Ankara, AB zıddı telaffuzlarının dozunu giderek artırıyor, lakin ona gereksinimi da var. Libya’ya direkt bir askeri müdahale ile Erdoğan muhtemelen yeni bir maceraya atılmış oldu. Başkaları de onu izlerse, bölgede halihazırda kaotik olan durum çığrından çıkabilir. Merkel’in bu mevzuyu (Erdoğan’la) konuşması gerekecek. Diğer ne olabilir ki?”
“MERKEL HÜKÜMETİ BUNUN HAKLI FATURASINI ÖDÜYOR”

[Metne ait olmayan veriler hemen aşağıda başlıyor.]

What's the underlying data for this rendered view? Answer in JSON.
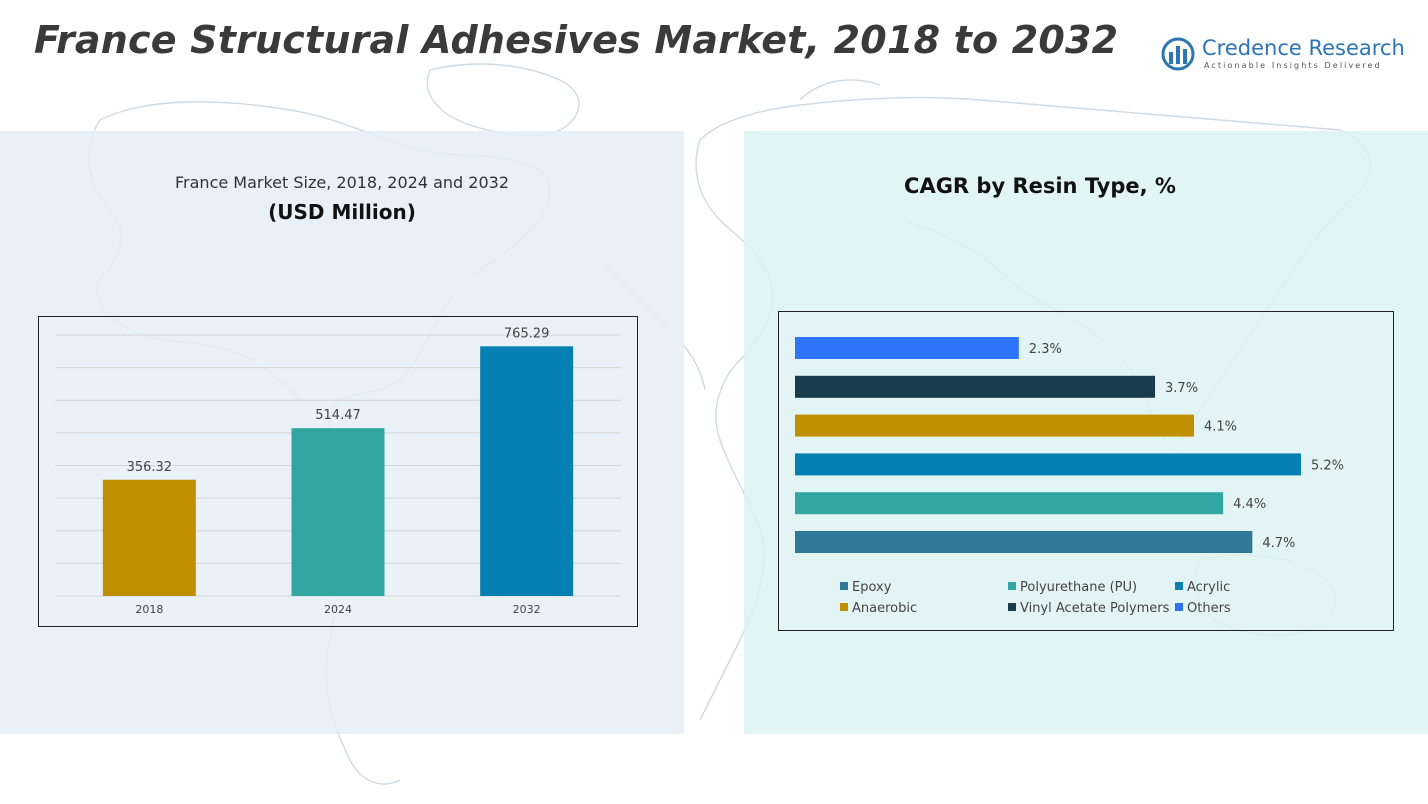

Die Welt’’te Washington’ın yaptırım kararıyla tartışmaların gündemine oturan Kuzey Akım 2 projesinin müttefiklik açısından meşruiyetini sorgulayan şu yoruma yer veriliyor:
“Almanlar müttefiklerinin âlâ bir biçimde gerekçelendirdikleri itirazlarını dikbaşlılıkla görmezden geldi. Tıpkı Kuzey Akım 2’nin inşasının, koordinatları Rusya’nın Ukrayna’ya saldırısından bu yana temel olarak değişen Batı’nın jeostratejik çıkarlarına alışılmamış olduğu gerçeğinin gün üzere ortada olduğunu görmezden geldikleri üzere. Biz örnek Avrupalı rolünü oynamaya bayılıyoruz. Fakat Kuzey Akım 2 sıkıntısında Almanya, kendi egosunun peşinden giden ve dünyayı sadece kendi gözünden gören sorumsuz biri üzere davrandı. Ve artık Merkel hükümeti bunun haklı faturasını ödüyor.”
“DURUM BİRAZ KARIŞIK”
Yunan adalarında insanlık dışı şartlarda kalan sığınmacıların durumu; AB bu düğümü çözmeye çalışırken giderek kötüleşiyor. Yeşiller partisinden gelen “çocuk sığınmacıları alalım” önerisi Almanya’nın gündemini hala meşgul ediyor. Mannheimer Morgen’daki yorumda mevzuya ait şu satırlar yer alıyor:
“Almanya Moria’daki çocuk sığınmacıları almalı. Neden mi? Zira, Almanya en fazla nüfusa ve en yüksek gayrisafi yurtiçi hasılaya sahip AB ülkesi. Zira, AB bugünden yarına sığınmacıların paylaştırılmasına ait bir tahlil bulabileceğe benzemiyor. Fakat çocuklar ve gençlerin durumu bu süreci bekleyemeyecek kadar acil. Evet durum biraz karmaşık, lakin hakikat tepki sorumluluğu daima birbirine itelemek ya da hiçbir şey yapmamak da değil! Tahlil; sonunda harekete geçmek!”